Raymond loved to reminisce in the garden with his wife, especially on beautiful summer days like this. It was their thing. They always took their tea together, at the bottom of the garden where the hedge shaded them from their neighbours, near Raymond’s crimson azaleas, until they fell or his lacecap hydrangeas for which – they were both surprised – he’d won prizes several years ago!
‘We do have to make the most of life, though, don’t we, love.’ Raymond smiled but the air around him was warm and still, apart from a couple of sparrows squabbling in the bird bath.
‘Well, I went to the second afternoon tea party at the community centre yesterday as you know,’ Raymond told her. ‘And I took my suggestions, as Simon recommended I should. It’s so nice to have your say and be heard, sometimes, isn’t it, dear? Did I enjoy it, you ask. Well …’ He looked down at the grass between his toes. He liked the feel of his bare feet on the cool lawn, even though Simon had mentioned earlier that his father ought to have been wearing sandals, in case he trod on something unpleasant. ‘There was some trouble there, unfortunately. One of the ladies was very rude to a young girl who I can tell has problems of her own.’
Raymond finished his tea; his wife’s had gone cold when he picked up her mug.
‘I think I might just try it again next week, too, love. I’m starting to make some new friends there and I know you said you wanted me to do that sort of thing when you got ill. Wouldn’t have dreamt about going anywhere without you at first, though, would I? But I’m improving now because they’re an easy crowd to get on with, in general.’
He stood up with a bit of a wheeze as the deckchairs were quite low; perhaps he should buy some new ones, more upright, easier to get in and out of. But he and Dianne had had those deckchairs forever. So it was quite hard for him to think about giving them up. Just like it was hard to give up his darling wife to the dreadful accident she’d had last year.
‘We’ll leave you alone now, love; Simon’s taking me to go watch the footy again with him. That’s nice isn’t it? He looks after me now his Jo’s left him. That was a shock though, wasn’t it? Never saw that coming, did we? The girls are good about taking turns visiting them both, though. So he’s not too lonely. Truth be told, I’m still a bit lonely, love. But on the whole, life’s not too bad. Anyway, we’ll speak later.’
He kissed the top of the urn, sitting proudly in centre stage of the bird bath, at the bottom of the garden by the hedge, shaded from their neighbours, surrounded at its base with all the pansies, peonies and marigolds that Dianne used to love and enjoy when she was alive.
‘For God’s sake, Dora! You’re like a flibbertigibbet. Go find something useful to do instead of moping around like some gangly teenager. It’s a shame your father treated you like a ruddy princess when he was alive because, as I constantly need to remind you, real life comes with hairy armpits.
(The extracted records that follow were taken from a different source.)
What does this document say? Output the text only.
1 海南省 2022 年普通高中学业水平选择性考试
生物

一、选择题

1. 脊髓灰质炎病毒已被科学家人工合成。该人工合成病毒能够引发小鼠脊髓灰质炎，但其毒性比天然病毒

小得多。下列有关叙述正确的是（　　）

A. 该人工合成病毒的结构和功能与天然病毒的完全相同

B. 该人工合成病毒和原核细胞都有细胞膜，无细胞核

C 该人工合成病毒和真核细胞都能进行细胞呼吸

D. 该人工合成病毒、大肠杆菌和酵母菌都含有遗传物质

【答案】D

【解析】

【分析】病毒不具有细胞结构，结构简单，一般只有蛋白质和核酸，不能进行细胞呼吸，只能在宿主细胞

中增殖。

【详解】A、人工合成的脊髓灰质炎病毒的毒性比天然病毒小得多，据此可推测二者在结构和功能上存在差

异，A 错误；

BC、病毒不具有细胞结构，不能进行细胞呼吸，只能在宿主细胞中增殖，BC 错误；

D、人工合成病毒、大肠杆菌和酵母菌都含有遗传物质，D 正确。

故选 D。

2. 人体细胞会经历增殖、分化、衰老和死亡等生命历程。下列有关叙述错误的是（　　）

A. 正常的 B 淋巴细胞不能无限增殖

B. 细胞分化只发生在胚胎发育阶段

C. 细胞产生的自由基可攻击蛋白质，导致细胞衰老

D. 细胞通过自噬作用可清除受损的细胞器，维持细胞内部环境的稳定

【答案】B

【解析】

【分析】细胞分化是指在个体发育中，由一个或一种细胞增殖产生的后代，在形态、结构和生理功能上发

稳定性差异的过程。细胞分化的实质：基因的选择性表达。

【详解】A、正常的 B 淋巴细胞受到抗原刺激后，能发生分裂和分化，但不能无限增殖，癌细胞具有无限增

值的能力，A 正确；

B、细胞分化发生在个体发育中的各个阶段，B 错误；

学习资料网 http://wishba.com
And will you leave your ruddy face alone? It’s how God intended,’ her mother, Yvonne, bellowed.
At forty-nine, Dora was fed up of life.
It hadn’t turned out the way she’d hoped because she’d never really known what she’d wanted to do in life. At school, the careers advisor had tried to encourage her with things like hairdressing, floristry or nursing. But none of those professions had appealed to her. And whereas her friend Jodie always knew she wanted to be a beautician, Dora never had aspirations in any particular direction. And because she knew her father would always be there for her, picking up the tab, no matter what happened, she’d drifted through life, cherry-picking, knowing she never really needed to have any career aspirations.
‘If I choose wisely, I can always be looked after by a wealthy husband,’ was her comeback, whenever her mother had asked what she intended to do in life.